Worshippers, Israel police clash at Al-Aqsa over Koran

Worshippers, Israel police clash at Al-Aqsa over Koran

JERUSALEM - Agence France-Presse
Worshippers, Israel police clash at Al-Aqsa over Koran

Israeli riot police use stun grenades during clashes with Palestinian demonstrators at Jerusalem's al-Aqsa mosque compound following Friday prayers on March 8, 2013. AFP Photo

Palestinians enraged by reports that an Israeli policeman mishandled a Koran battled riot officers at Jerusalem's Al-Aqsa mosque compound with stones and petrol bombs on Friday, police and witnesses said.
 
Police spokesman Micky Rosenfeld said that about 100 protesters, many of them masked, attacked police who fired stun grenades in response.
 
"Petrol bombs were thrown at police," he told AFP. "Several police officers were injured by stones that were thrown and were evacuated to hospital." An AFP journalist at the scene said the clash was triggered by Palestinian media allegations that a policeman at the compound, one of Islam's holiest sites, on Sunday kicked a holy book and trampled on it.
 
"That's completely incorrect," Rosenfeld said, adding that the Koran in question was being held by one of a group of women seeking to block a visit to the compound by Israelis when the book fell by accident.
 
"They blocked them with a bench and one of the women who was sitting on the bench was reading a Koran," he said.
 
"When the bench was removed from the area the Koran fell on the floor.
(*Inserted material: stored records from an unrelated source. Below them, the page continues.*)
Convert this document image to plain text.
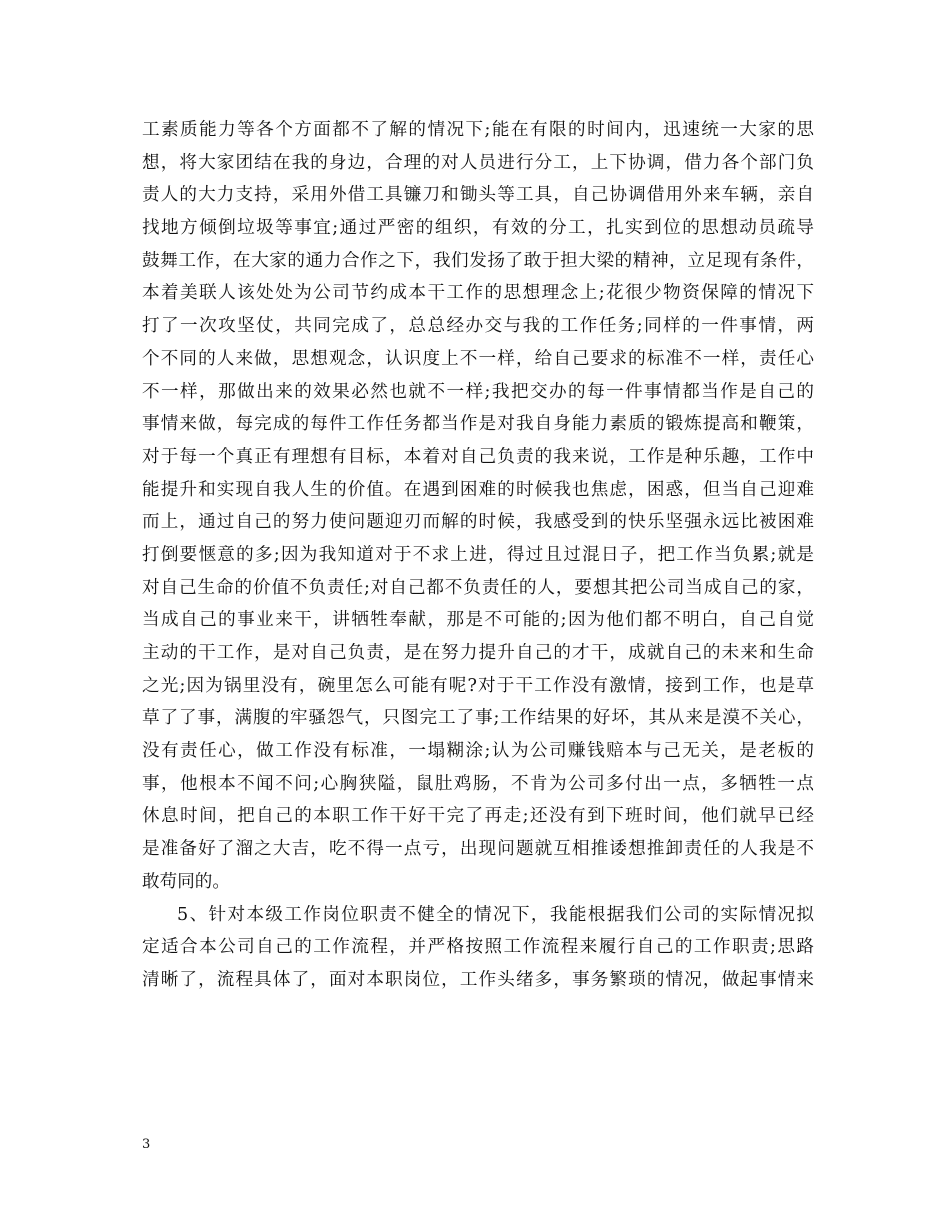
工素质能力等各个方面都不了解的情况下;能在有限的时间内，迅速统一大家的思
想，将大家团结在我的身边，合理的对人员进行分工，上下协调，借力各个部门负
责人的大力支持，采用外借工具镰刀和锄头等工具，自己协调借用外来车辆，亲自
找地方倾倒垃圾等事宜;通过严密的组织，有效的分工，扎实到位的思想动员疏导
鼓舞工作，在大家的通力合作之下，我们发扬了敢于担大梁的精神，立足现有条件，
本着美联人该处处为公司节约成本干工作的思想理念上;花很少物资保障的情况下
打了一次攻坚仗，共同完成了，总总经办交与我的工作任务;同样的一件事情，两
个不同的人来做，思想观念，认识度上不一样，给自己要求的标准不一样，责任心
不一样，那做出来的效果必然也就不一样;我把交办的每一件事情都当作是自己的
事情来做，每完成的每件工作任务都当作是对我自身能力素质的锻炼提高和鞭策，
对于每一个真正有理想有目标，本着对自己负责的我来说，工作是种乐趣，工作中
能提升和实现自我人生的价值。在遇到困难的时候我也焦虑，困惑，但当自己迎难
而上，通过自己的努力使问题迎刃而解的时候，我感受到的快乐坚强永远比被困难
打倒要惬意的多;因为我知道对于不求上进，得过且过混日子，把工作当负累;就是
对自己生命的价值不负责任;对自己都不负责任的人，要想其把公司当成自己的家，
当成自己的事业来干，讲牺牲奉献，那是不可能的;因为他们都不明白，自己自觉
主动的干工作，是对自己负责，是在努力提升自己的才干，成就自己的未来和生命
之光;因为锅里没有，碗里怎么可能有呢?对于干工作没有激情，接到工作，也是草
草了了事，满腹的牢骚怨气，只图完工了事;工作结果的好坏，其从来是漠不关心，
没有责任心，做工作没有标准，一塌糊涂;认为公司赚钱赔本与己无关，是老板的
事，他根本不闻不问;心胸狭隘，鼠肚鸡肠，不肯为公司多付出一点，多牺牲一点
休息时间，把自己的本职工作干好干完了再走;还没有到下班时间，他们就早已经
是准备好了溜之大吉，吃不得一点亏，出现问题就互相推诿想推卸责任的人我是不
敢苟同的。
5、针对本级工作岗位职责不健全的情况下，我能根据我们公司的实际情况拟
定适合本公司自己的工作流程，并严格按照工作流程来履行自己的工作职责;思路
清晰了，流程具体了，面对本职岗位，工作头绪多，事务繁琐的情况，做起事情来
3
The Koran was picked up and returned to the lady and there was no misconduct by any of the police." Tensions at the site have run high for weeks as worshippers staged protests in solidarity with Palestinians on hunger strike in Israeli prisons.
 
Anger was stoked even further last month when Palestinian Arafat Jaradat, 30, died in Israeli custody after being interrogated by the Shin Bet internal security service.
 
In the West Bank village of Abud, northwest of Ramallah, about 1,000 mourners attended the funeral of a local man who died Thursday of head injuries after being shot by Israeli troops with a rubber bullet two weeks ago during a protest over Jaradat's death, which Palestinian officials said was caused by torture.
 
Israel says further forensic tests are needed to determine the cause of Jaradat's death.
 
An army spokeswoman said that after Friday's burial of Mohammed Asfour about 100 people hurled stones at security forces, who responded with "riot dispersal means." An AFP photographer said soldiers fired tear gas and rubber-coated metal bullets but there were no immediate reports of injuries.